Em nenhuma destas situações existem eventos casuais, mas todos eles são o resultado de tomadas de posicionamento e de construções coletivas de diferentes atores frente a realidade argentina. O gesto de Francisco, que enviou especialmente um colaborador que conduziu as Mães até um lugar de referência em que pouco tempo depois o Papa se aproximou pessoalmente, foi algo previamente combinado entre Bergoglio e Hebe de Bonafini. Ambos construíram simbolicamente um acontecimento político de reconhecimento e de apoio à luta dessas mulheres.
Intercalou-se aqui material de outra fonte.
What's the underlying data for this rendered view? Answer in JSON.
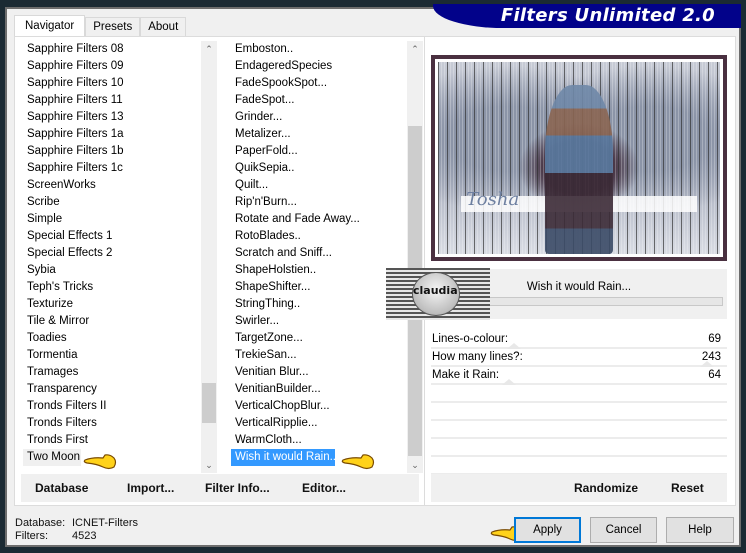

Um gesto que transcende as fronteiras argentinas e cujos ecos se multiplicam pelo mundo pela simples presença de Francisco.
Tampouco é casual ou surpreendente que os COPP denunciem que "o que esta resolução ilegal do (juiz) Pullén Llermanos está buscando, instigado pelo governador de Jujuy, Gerardo Morales, é deteriorar categoricamente e romper com a vida de Milagro Sala até matá-la". Os Padres se pronunciaram em diversas oportunidades sobre os ultrajes contra a líder social de Jujuy e o fizeram desde o primeiro dia de sua primeira prisão. Eles tiveram a mesma atitude em relação ao desaparecimento forçado de Santiago Maldonado.
De maneira direta, os sacerdotes católicos que trabalham em ambientes pobres dizem que "responsabilizamos o presidente Mauricio Macri que deverá responder pelo Estado Nacional frente aos organismos internacionais acerca do não-cumprimento do que foi resolvido na medida cautelar da CIDH". E acrescentam que "ele também é responsável pela vida e pela integridade de Milagro Sala, juntamente ao governador Morales e o Juiz Pullén Llermanos, o ministro da Justiça, Germán Garavano, e a Suprema Corte de Justiça que inexplicavelmente está demorando para se pronunciar sobre o assunto, tendo possibilidades de resolver esta cadeia de ilegalidades".
Nada do que foi relatado acontece por acaso. Nem as declarações, nem os gestos, nem as coincidências. Assim, para além das nítidas diferenças ideológicas, as Mães, o Papa e os Padres coincidem em seus gestos a favor da vida, dos direitos humanos e no reconhecimento de trajetórias que assim os colocam em evidência, os silêncios ou as omissões do Governo, dos juízes da Suprema Corte e dos bispos católicos, através da Conferência Episcopal, que também expressam se não acordos, pelo menos as suas omissões cúmplices frente as graves situações nas quais estão em jogo os direitos humanos e a vida de pessoas.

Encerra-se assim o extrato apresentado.